Each year, we all go back to Oneonta to reunite for a weekend. Everyone is always ridiculously happy to see one another. I was really excited because finally, not only was I going to get to live out some great times with my best friends again, but I was also going to get the chance to finally show boy-I-fancy what this club is all about and why it rocks so hard. To tell someone about WONY is one thing, but to see it in action is another. 

Friday was awesome, we got to go out to Happy Hour, ate yummy Chinese food, watched this awesome Canadian TV series called Trailer Park Boys (if you haven’t heard of it, Netflix it, trust me on this one), and then we ventured off to a bar crawl where I got to see friends that I haven’t seen since last WONY Alumni Weekend!

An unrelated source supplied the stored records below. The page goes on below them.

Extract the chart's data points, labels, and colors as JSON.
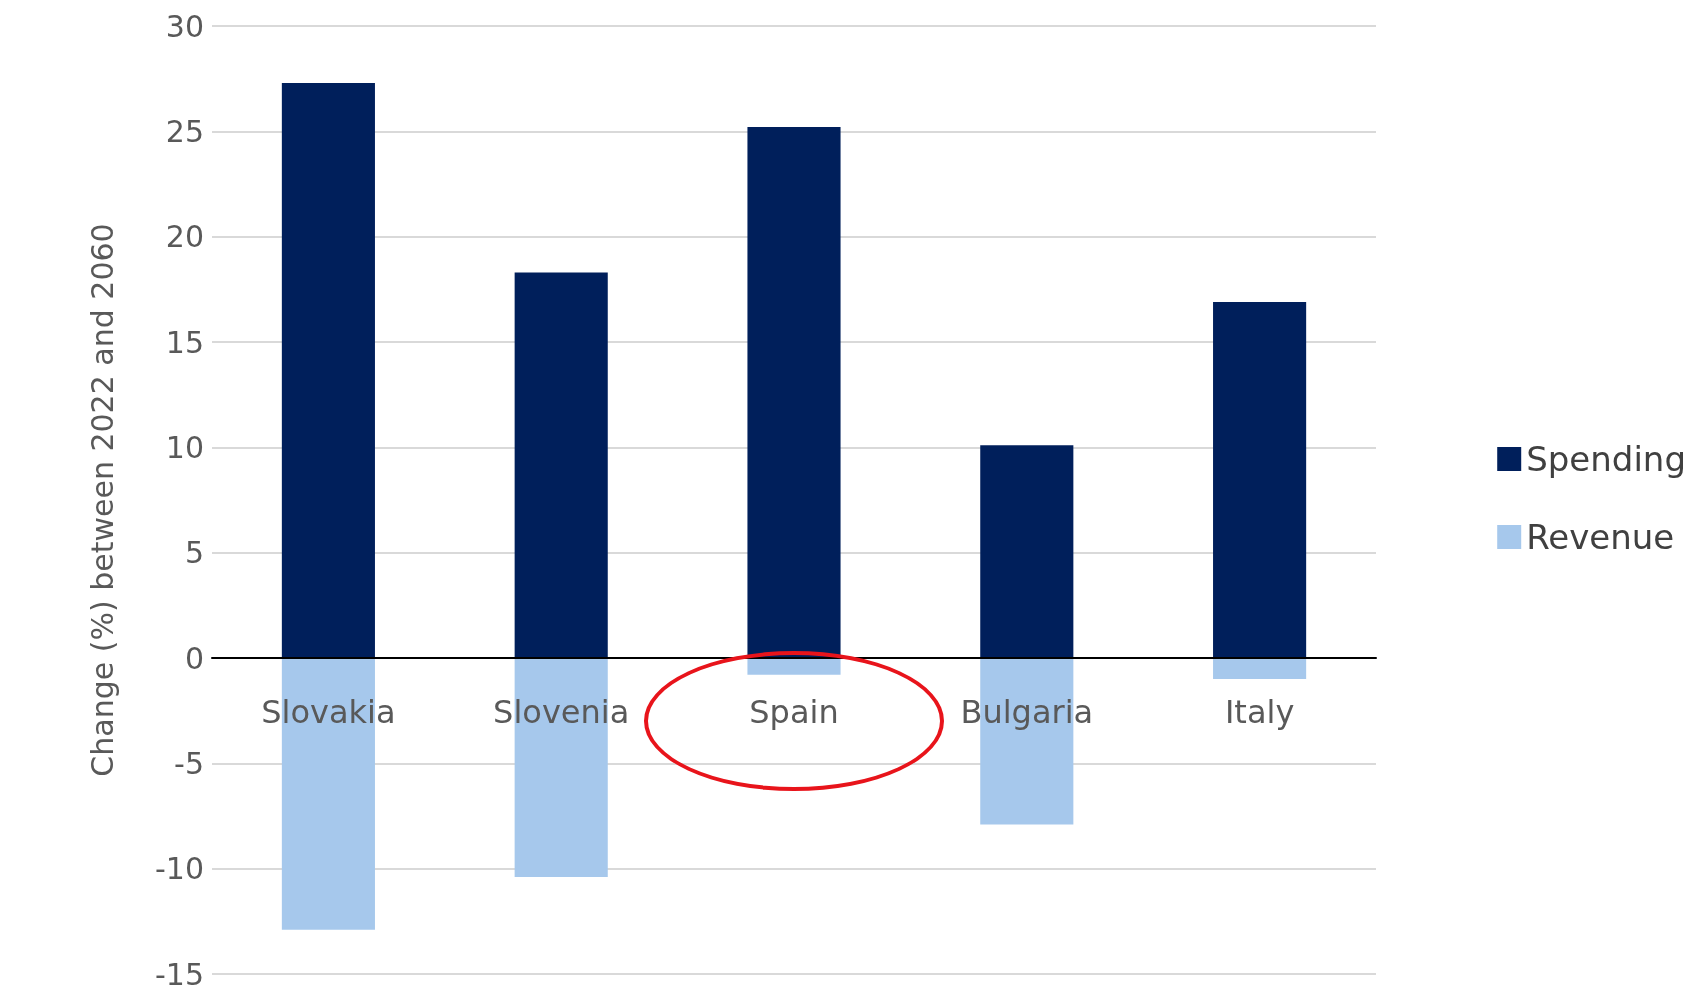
{
  "chart_data": {
    "type": "bar",
    "ylabel": "Change (%) between 2022 and 2060",
    "categories": [
      "Slovakia",
      "Slovenia",
      "Spain",
      "Bulgaria",
      "Italy"
    ],
    "series": [
      {
        "name": "Spending",
        "color": "#001f5b",
        "values": [
          27.3,
          18.3,
          25.2,
          10.1,
          16.9
        ]
      },
      {
        "name": "Revenue",
        "color": "#a6c8ec",
        "values": [
          -12.9,
          -10.4,
          -0.8,
          -7.9,
          -1.0
        ]
      }
    ],
    "stacked": true,
    "ylim": [
      -15,
      30
    ],
    "yticks": [
      -15,
      -10,
      -5,
      0,
      5,
      10,
      15,
      20,
      25,
      30
    ],
    "grid": "y",
    "legend": "right"
  }
}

However history has shown us that even the best of things, fall eventually. The Dinosaurs. Rome. And yours truly. I was having an awesome night, but around 1AM, I started to feel sick. I thought it was because I might have had too much to drink. As the night progressed, I found out that this wasn’t because of having too many rum and Frescas. Somewhere along the line, I ate something that didn’t agree with me at all. I knew there was a big problem when I started shivering in boy-I-fancy’s arms and it wasn’t until 6 AM when I could finally fall asleep. I thought that maybe sleep would fix everything. It didn’t. I woke up and my whole body felt like jelly,I still felt nauseous, and I didn’t have an appetite. I was disappointed, it was such a beautiful day on Saturday, my friends are going out to breakfast, and here I am in bed- while boy-I-fancy runs off to get me medicine. I was looking forward to this weekend all year, how could I get sick?

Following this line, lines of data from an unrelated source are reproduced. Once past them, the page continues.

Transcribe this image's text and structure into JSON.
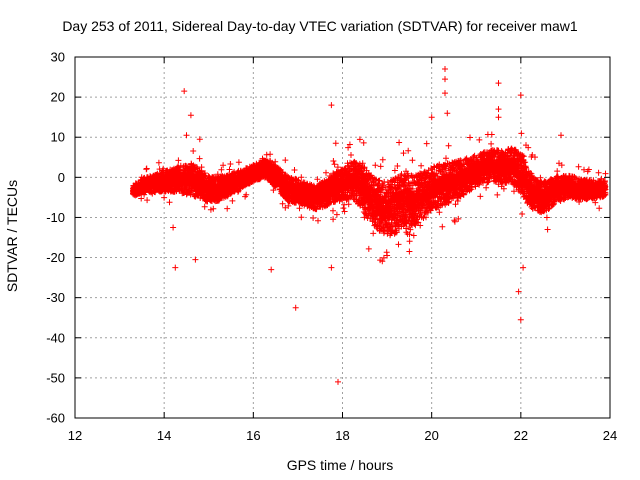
{
  "chart_data": {
    "type": "scatter",
    "title": "Day 253 of 2011, Sidereal Day-to-day VTEC variation (SDTVAR) for receiver maw1",
    "xlabel": "GPS time / hours",
    "ylabel": "SDTVAR / TECUs",
    "xlim": [
      12,
      24
    ],
    "ylim": [
      -60,
      30
    ],
    "xticks": [
      "12",
      "14",
      "16",
      "18",
      "20",
      "22",
      "24"
    ],
    "yticks": [
      "30",
      "20",
      "10",
      "0",
      "-10",
      "-20",
      "-30",
      "-40",
      "-50",
      "-60"
    ],
    "grid": true,
    "marker": "+",
    "color": "#ff0000",
    "trend": [
      [
        13.3,
        -3.5
      ],
      [
        13.5,
        -2.0
      ],
      [
        13.8,
        -1.5
      ],
      [
        14.0,
        -1.0
      ],
      [
        14.3,
        -0.5
      ],
      [
        14.6,
        -0.5
      ],
      [
        14.8,
        -1.5
      ],
      [
        15.0,
        -3.0
      ],
      [
        15.2,
        -3.0
      ],
      [
        15.5,
        -1.5
      ],
      [
        15.8,
        0.0
      ],
      [
        16.0,
        1.0
      ],
      [
        16.2,
        2.0
      ],
      [
        16.4,
        1.5
      ],
      [
        16.6,
        -1.0
      ],
      [
        16.8,
        -3.0
      ],
      [
        17.0,
        -3.5
      ],
      [
        17.2,
        -4.5
      ],
      [
        17.4,
        -5.0
      ],
      [
        17.6,
        -4.0
      ],
      [
        17.8,
        -2.5
      ],
      [
        18.0,
        -2.0
      ],
      [
        18.2,
        -0.5
      ],
      [
        18.4,
        -2.0
      ],
      [
        18.6,
        -5.0
      ],
      [
        18.8,
        -7.0
      ],
      [
        19.0,
        -8.0
      ],
      [
        19.2,
        -7.0
      ],
      [
        19.4,
        -5.0
      ],
      [
        19.6,
        -6.0
      ],
      [
        19.8,
        -4.5
      ],
      [
        20.0,
        -3.0
      ],
      [
        20.2,
        -2.0
      ],
      [
        20.4,
        -1.5
      ],
      [
        20.6,
        -0.5
      ],
      [
        20.8,
        0.5
      ],
      [
        21.0,
        1.5
      ],
      [
        21.2,
        2.5
      ],
      [
        21.4,
        3.0
      ],
      [
        21.6,
        2.5
      ],
      [
        21.8,
        3.0
      ],
      [
        22.0,
        1.0
      ],
      [
        22.2,
        -3.0
      ],
      [
        22.4,
        -5.0
      ],
      [
        22.6,
        -4.5
      ],
      [
        22.8,
        -3.0
      ],
      [
        23.0,
        -2.5
      ],
      [
        23.2,
        -2.5
      ],
      [
        23.4,
        -3.0
      ],
      [
        23.6,
        -3.0
      ],
      [
        23.8,
        -3.0
      ],
      [
        23.9,
        -2.5
      ]
    ],
    "spread": [
      [
        13.3,
        1.5
      ],
      [
        14.0,
        2.5
      ],
      [
        14.6,
        4.0
      ],
      [
        15.2,
        3.0
      ],
      [
        16.0,
        2.0
      ],
      [
        16.6,
        3.0
      ],
      [
        17.4,
        3.0
      ],
      [
        18.0,
        4.0
      ],
      [
        18.6,
        6.0
      ],
      [
        19.2,
        7.0
      ],
      [
        19.8,
        6.0
      ],
      [
        20.4,
        5.0
      ],
      [
        21.0,
        4.0
      ],
      [
        21.6,
        4.0
      ],
      [
        22.0,
        5.0
      ],
      [
        22.4,
        4.0
      ],
      [
        23.0,
        3.0
      ],
      [
        23.9,
        2.0
      ]
    ],
    "outliers": [
      [
        14.45,
        21.5
      ],
      [
        14.5,
        10.5
      ],
      [
        14.25,
        -22.5
      ],
      [
        14.7,
        -20.5
      ],
      [
        14.6,
        15.5
      ],
      [
        16.4,
        -23.0
      ],
      [
        16.95,
        -32.5
      ],
      [
        17.75,
        18.0
      ],
      [
        17.75,
        -22.5
      ],
      [
        17.9,
        -51.0
      ],
      [
        19.0,
        -19.5
      ],
      [
        19.5,
        -18.5
      ],
      [
        20.0,
        15.0
      ],
      [
        20.3,
        27.0
      ],
      [
        20.3,
        24.5
      ],
      [
        20.3,
        21.0
      ],
      [
        20.35,
        16.0
      ],
      [
        21.5,
        23.5
      ],
      [
        21.5,
        17.0
      ],
      [
        21.5,
        15.0
      ],
      [
        21.95,
        -28.5
      ],
      [
        22.0,
        -35.5
      ],
      [
        22.05,
        -22.5
      ],
      [
        22.0,
        20.5
      ],
      [
        22.9,
        10.5
      ],
      [
        14.8,
        9.5
      ],
      [
        17.85,
        8.5
      ],
      [
        14.2,
        -12.5
      ],
      [
        19.6,
        -14.5
      ],
      [
        22.6,
        -13.0
      ]
    ]
  }
}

Although the events of the weekend weren’t going as planned, other great things happened. My friends were willing to go the extra mile to make sure that I was comfortable and that I was feeling better. I was in a lot of pain and incredibly nauseous but I still hiked with my friends to watch them play golf off of Table Rock, which was incredibly epic. After that, they drove me to Urgent Care and waited in the parking lot until I was done (turns out I have the stomach bug from hell), put a TV in my room so that if I couldn’t make Saturday’s party, that I would still be entertained, and I received so many well wishes to get better. My old roommate even brought me back fresh-squeezed orange juice, which is my favorite! My anti-nausea medication knocked me out but I still went to the party and I slept on the couch for the most part. My friends were just happy that I made it, even though I wasn’t awake for most of the merriment. Remember when I told you that WONY is family to me? They really are <3 Most of those friends I mentioned that did all of that nice stuff for me, I haven’t seen or really talked to in months. Yet they still took the time out of their day to take care of me. It just speaks volumes to me on how good their characters are. Without the station, we all would have never met. 

 

Throughout all the craziness, we all still had a wonderful time in Oneonta and I’m already looking forward to the next Alumni Weekend. Also, I’m finally watching Lost! I’m so addicted to it! I always wanted to watch it,  but everyone always told me that if you didn’t watch the first episode…well, you’ll be lost!